Maîtriser la température lors de la fabrication de capteurs biomédicaux
Lorsque l’on fabrique des capteurs biomédicaux, la température est cruciale. Un écart de quelques degrés suffit pour que les produits chimiques utilisés deviennent instables ou que le substrat ne puisse pas adhérer correctement. C’est une marge très étroite, et il n’y a pas de place pour l’approximation.
C’est pourquoi nous utilisons des systèmes à rayonnement infrarouge. Oubliez les fours à convection : ils sont trop lents. Il y a toujours ce délai gênant pendant que l’air se réchauffe. Avec les rayons infrarouges, on obtient un chauffage par rayonnement direct. C’est instantané. Si vous voulez créer une usine de fabrication moderne et numérisée, vous avez besoin de temps de réponse en millisecondes. Tout ce qui est plus lent vous retarde.

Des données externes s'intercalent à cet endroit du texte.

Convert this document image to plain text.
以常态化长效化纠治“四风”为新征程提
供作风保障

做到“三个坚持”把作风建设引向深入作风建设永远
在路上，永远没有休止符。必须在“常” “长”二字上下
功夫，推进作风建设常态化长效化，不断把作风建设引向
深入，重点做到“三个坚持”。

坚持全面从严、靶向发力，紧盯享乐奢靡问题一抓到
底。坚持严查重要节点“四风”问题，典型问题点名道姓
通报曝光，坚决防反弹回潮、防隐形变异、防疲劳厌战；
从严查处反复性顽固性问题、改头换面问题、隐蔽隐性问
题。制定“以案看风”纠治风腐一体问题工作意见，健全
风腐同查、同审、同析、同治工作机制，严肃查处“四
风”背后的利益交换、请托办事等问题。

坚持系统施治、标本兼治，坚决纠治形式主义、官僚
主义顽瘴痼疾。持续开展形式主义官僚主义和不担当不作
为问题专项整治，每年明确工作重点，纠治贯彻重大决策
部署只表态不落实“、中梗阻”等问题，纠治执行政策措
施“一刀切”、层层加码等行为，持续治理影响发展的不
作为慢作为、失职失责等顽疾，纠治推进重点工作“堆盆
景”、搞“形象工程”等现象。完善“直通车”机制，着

La réalité du traitement thermique rapide
Il ne s’agit pas simplement d’augmenter la température. Il s’agit aussi du profil thermique. Les rayons infrarouges à courte longueur d’onde sont excellents, car ils pénètrent profondément dans le substrat, permettant ainsi d’augmenter rapidement la température. Mais il y a un compromis : des lampes à haute puissance permettent de traiter davantage de pièces en moins de temps. Mais il faut être prudent. Si vous allez trop loin, les réactifs biologiques seront détruits. C’est un équilibre délicat.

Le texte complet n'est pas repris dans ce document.